Subject is diagnosed with unresectable pancreatic adenocarcinoma, locally advanced (Stage 3) or oligometastatic disease (Stage 4) confirmed via CT or MR imaging ≤30 days prior to the index procedure date.

NOTE: If Stage 4 disease, there must be ≤5 metastatic tumors and the tumors are located only in the liver and/or lung.

Subject is not a surgical candidate and has received chemotherapy ≥16 weeks or subject is intolerant of chemotherapy.

NOTE: Intolerance is determined after ≥8 weeks of chemotherapy with imaging demonstrating stable or improved disease.

Subject can tolerate general anesthesia.

Subject has an Eastern Cooperative Oncology Group Performance Status (ECOG PS) grade 0-1 at baseline.

Subject meets the following criteria ≤14 days prior to the planned index procedure date:

• Hemoglobin ≥ 9 g/dL,
• Neutrophil count >1.0 x 10^9/L,
• Platelet >50 x 10^9/L,
• Total bilirubin ≤2.5x Institutional Upper Limit of Normal (IULN),
• Aspartate aminotransferase (AST) and Alanine aminotransferase (ALT) ≤2.5x IULN,
• International Normalized Ratio (INR) value <1.5,
• Serum creatinine <2.0mg/dL or an estimated glomerular filtration rate (eGFR) ≥45mL/min.

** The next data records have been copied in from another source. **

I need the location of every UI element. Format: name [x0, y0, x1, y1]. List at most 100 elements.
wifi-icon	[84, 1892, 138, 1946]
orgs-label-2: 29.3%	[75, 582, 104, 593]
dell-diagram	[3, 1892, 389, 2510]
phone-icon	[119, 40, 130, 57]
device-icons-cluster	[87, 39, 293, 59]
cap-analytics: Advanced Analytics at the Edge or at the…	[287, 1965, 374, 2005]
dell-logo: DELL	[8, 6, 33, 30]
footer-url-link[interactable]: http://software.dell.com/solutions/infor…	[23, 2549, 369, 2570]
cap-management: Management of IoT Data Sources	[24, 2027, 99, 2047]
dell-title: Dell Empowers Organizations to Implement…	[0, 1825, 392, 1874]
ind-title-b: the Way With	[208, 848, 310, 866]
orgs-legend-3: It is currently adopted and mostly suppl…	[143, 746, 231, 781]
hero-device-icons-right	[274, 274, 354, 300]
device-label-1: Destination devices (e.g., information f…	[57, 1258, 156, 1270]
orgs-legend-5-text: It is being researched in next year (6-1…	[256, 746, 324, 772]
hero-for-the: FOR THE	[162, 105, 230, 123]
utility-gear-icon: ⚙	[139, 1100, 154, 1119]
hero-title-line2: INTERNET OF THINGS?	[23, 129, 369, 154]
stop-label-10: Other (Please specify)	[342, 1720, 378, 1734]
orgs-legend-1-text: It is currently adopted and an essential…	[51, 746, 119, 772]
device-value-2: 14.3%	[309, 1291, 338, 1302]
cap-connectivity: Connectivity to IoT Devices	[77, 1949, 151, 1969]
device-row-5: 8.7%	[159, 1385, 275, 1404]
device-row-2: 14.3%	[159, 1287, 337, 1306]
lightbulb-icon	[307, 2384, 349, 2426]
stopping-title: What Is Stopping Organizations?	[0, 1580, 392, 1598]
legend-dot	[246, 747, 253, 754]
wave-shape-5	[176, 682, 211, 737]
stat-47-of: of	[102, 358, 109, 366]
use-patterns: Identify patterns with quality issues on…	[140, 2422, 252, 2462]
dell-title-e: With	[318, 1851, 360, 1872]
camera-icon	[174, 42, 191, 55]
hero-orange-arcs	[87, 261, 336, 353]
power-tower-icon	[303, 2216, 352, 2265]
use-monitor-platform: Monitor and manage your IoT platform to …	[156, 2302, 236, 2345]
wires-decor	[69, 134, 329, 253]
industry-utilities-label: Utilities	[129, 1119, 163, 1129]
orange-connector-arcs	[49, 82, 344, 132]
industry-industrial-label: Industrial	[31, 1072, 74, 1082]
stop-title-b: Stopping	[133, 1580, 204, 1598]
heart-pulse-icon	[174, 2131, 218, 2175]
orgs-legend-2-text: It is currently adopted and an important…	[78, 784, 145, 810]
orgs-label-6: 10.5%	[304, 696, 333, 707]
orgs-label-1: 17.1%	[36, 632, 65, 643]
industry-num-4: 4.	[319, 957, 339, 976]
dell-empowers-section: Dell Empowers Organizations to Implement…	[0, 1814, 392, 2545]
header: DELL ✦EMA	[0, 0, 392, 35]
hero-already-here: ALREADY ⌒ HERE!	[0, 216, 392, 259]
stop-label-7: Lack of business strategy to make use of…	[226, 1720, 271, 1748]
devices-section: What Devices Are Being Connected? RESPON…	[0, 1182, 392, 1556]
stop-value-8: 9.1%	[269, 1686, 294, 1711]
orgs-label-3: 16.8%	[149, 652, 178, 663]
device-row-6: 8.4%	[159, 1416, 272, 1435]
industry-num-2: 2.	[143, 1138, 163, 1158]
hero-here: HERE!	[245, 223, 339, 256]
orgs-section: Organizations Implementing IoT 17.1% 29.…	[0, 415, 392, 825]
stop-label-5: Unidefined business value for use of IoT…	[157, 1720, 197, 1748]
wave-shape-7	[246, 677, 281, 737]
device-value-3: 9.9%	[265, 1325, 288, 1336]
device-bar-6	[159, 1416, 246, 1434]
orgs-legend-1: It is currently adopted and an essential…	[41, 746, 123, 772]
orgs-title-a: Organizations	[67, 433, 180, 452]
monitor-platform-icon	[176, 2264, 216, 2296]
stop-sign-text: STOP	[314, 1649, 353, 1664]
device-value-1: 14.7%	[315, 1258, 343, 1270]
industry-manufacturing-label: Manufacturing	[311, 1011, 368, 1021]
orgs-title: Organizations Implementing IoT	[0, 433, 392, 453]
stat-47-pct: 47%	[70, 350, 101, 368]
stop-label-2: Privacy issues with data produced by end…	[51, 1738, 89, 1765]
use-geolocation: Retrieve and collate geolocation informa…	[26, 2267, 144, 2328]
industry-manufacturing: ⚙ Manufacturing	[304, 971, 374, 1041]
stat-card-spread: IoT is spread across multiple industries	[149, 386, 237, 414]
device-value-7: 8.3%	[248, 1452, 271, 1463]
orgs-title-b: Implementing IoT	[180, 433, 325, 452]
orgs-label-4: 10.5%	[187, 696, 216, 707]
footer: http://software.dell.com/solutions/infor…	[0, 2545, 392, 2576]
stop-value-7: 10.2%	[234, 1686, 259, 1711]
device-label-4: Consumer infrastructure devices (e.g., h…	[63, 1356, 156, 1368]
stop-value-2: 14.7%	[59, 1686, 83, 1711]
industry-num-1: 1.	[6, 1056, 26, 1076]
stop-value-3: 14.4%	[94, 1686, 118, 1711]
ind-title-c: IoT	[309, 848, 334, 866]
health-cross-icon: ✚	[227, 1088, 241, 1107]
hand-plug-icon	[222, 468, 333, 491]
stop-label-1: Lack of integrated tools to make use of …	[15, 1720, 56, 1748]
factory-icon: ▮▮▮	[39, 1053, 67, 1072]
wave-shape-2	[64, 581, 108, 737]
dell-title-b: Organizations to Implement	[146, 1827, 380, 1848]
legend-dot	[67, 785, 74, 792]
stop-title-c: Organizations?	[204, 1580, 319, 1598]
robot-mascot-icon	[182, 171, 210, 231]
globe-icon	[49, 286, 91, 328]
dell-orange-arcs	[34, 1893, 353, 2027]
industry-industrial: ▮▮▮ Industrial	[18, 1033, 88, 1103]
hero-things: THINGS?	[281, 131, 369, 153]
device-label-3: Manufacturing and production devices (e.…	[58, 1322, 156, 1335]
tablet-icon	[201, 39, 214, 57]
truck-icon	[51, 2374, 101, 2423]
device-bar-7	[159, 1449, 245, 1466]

The targeted pancreatic tumor is 2-4 cm in longest diameter.

The planned histotripsy treatment volume is ≥1.0 cm from any portion of the duodenum, small intestine, stomach, or colon as visualized on ultrasound, and CT, or MR imaging.

Subject has an adequate acoustic window to visualize targeted tumor using the HistoSonics Edison System.

Subject will undergo histotripsy treatment of only one (1) tumor during the index procedure, regardless of how many tumors are present in the pancreas.